I have long admired Chris Hillmans ability as a songwriter and musician and it is a shame that he has allowed the main author to steer this work into a lets have a pop at Parsons tomb. I don’t doubt a lot of what is said about Gram is true and he was flawed in many ways but as Bernie Leadon lets slip at some point there was an element of genius about Gram which others did not have , though they may have been better musicians.

That said I unreservedly enjoyed this book and any aficionado of country rock will not feel they’ve wasted their money. The bands story is well told and clearly illustrates what a different era that was. These days the Burrito Brothers would have lost any recording contract before the ink was dry, but back then record companies were prepared to back mavericks and seemed to actually care about music rather than bucks.

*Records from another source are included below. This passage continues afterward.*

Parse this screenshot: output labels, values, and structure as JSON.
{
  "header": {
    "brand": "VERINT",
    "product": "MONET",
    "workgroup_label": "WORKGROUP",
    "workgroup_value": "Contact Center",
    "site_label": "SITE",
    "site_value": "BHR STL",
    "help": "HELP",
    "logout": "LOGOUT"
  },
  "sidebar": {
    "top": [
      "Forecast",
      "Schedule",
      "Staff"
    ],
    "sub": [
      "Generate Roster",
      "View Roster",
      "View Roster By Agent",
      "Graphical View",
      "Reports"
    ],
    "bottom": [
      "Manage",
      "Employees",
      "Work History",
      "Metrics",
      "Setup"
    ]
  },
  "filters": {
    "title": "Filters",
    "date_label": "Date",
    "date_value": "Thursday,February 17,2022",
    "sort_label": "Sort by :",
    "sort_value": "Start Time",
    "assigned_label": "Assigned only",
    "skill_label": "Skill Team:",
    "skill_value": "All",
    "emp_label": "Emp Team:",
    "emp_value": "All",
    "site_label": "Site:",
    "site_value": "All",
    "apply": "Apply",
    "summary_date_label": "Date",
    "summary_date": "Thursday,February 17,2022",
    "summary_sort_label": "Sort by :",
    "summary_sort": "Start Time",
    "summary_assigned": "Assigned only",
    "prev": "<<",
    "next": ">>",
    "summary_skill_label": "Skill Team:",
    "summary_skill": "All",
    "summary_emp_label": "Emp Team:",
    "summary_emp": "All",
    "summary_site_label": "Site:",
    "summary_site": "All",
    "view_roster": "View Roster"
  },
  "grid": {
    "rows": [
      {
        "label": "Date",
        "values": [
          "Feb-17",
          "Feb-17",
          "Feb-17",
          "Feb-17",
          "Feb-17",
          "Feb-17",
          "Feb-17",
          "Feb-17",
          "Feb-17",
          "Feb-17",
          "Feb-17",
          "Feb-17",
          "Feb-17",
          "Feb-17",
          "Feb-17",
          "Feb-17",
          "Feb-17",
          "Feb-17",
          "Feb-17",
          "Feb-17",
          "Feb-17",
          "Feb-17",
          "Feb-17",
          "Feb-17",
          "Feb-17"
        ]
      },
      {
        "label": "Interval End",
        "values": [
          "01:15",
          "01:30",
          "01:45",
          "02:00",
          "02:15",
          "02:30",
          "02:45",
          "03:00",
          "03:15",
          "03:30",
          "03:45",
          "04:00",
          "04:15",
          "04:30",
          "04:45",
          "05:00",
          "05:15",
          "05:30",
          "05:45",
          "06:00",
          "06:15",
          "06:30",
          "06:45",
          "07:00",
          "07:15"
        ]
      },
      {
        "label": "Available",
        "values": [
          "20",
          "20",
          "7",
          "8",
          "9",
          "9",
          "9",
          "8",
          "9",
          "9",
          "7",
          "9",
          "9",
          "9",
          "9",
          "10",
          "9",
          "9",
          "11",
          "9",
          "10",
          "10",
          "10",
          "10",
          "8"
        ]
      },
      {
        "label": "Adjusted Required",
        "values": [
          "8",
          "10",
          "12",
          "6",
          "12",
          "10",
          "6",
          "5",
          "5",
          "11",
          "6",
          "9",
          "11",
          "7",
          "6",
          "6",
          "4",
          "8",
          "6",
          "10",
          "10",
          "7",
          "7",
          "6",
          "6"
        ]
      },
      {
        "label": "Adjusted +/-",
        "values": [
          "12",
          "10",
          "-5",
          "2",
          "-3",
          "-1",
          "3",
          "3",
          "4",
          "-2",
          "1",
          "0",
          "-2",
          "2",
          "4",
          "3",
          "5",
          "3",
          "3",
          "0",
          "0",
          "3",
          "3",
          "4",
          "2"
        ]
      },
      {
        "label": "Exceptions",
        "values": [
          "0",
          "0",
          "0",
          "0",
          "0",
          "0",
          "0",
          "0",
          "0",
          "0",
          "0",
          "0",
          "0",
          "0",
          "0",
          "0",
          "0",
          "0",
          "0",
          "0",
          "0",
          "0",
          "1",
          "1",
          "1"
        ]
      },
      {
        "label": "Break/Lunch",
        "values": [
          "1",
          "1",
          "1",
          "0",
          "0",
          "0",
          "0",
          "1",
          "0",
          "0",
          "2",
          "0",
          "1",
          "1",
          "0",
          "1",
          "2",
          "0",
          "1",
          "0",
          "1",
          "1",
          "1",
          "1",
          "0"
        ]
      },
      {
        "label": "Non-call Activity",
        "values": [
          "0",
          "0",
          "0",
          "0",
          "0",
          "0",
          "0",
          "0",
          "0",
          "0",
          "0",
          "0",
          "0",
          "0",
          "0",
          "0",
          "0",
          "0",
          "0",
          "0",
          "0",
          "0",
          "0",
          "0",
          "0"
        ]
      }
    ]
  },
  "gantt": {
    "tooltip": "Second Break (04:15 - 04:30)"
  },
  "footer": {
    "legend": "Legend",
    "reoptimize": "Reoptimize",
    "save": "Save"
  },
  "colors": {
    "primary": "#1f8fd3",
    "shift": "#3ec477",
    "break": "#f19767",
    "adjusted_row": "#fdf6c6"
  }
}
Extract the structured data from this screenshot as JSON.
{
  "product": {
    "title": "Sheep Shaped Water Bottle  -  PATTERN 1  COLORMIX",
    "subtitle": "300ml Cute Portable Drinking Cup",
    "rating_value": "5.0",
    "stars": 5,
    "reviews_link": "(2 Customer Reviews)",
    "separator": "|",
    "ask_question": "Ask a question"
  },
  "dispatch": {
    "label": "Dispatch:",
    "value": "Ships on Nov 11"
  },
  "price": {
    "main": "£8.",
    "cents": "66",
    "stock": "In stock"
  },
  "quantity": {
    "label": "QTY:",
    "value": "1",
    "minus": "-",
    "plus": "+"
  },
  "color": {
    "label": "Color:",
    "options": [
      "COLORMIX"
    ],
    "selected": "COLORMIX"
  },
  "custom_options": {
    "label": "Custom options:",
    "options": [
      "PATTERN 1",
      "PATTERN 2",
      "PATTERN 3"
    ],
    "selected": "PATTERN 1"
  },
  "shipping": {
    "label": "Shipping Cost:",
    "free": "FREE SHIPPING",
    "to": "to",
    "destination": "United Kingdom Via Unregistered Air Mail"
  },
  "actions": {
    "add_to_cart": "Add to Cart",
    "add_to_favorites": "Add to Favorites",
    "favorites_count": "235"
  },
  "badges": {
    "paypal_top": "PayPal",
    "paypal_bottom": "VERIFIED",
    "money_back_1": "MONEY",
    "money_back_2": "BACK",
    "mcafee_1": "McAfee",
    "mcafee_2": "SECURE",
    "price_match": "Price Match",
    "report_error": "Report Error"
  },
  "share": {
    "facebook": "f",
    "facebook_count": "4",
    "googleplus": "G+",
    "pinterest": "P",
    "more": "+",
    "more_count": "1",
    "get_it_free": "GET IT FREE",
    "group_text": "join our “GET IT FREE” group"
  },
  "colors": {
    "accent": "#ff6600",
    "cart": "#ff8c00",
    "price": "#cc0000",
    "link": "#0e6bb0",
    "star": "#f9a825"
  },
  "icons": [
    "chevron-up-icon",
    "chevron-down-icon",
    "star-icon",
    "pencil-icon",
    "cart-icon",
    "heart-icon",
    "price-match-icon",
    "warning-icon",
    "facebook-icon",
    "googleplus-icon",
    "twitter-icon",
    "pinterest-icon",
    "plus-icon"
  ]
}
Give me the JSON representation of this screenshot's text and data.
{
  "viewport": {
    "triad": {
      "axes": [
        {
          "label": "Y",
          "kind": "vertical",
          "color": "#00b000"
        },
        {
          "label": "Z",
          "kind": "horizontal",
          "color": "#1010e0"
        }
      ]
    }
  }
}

By doing so they gave the Burritos a career and all these years later the reason for this book.

It is over the top in its criticism of GP and that’s why I wont give it 5 stars but it doesn’t stop it being an enjoyable read.

Review This book tells the whole story of the Flying Burrito Brothers, starting before the two founders left The Byrds and covering the post-Burritos careers of the members.

Most importantly, it demythologises Gram Parsons as the sole creative force in the band. Parsons had talent, both for writing and for singing, but both have been exaggerated by the cult around him since his death. Listen carefully to Parsons, especially on Burrito Deluxe, and you hear a cracked and out of tune voice. Listen to his solo albums and discover that there are only about a half dozen songs that he wrote that are special.

A very meagre output has been parlayed into a myth. Don’t get me wrong, I actually quite like Gram Parsons, and own everything he recorded with the International Submarine Band, The Byrds, The Burritos and solo. But his actual influence is about half due to his recorded output and half due to the romantic and bizarre way he died.

This book sets the record straight, and although it can be repetitious and dry, it tells a story about another era and offers fascinating insight into the relationships and the environment the band inhabited. Hillman’s contributions dominate, but Chris Etheridge, Sneaky Pete Kleinow, Bernie Leadon and Rick Roberts offer remembrances and perspectives.

Leadon’s is interesting in that he suffered from a similar problem to Parsons–the inability to stick with anything for very long. Leadon left band after band and eventually left the big success with The Eagles because he disliked touring and felt his contributions weren’t given enough attention.

This book has its flaws, but it fills a big gap in the history of that scene, and is well worth reading.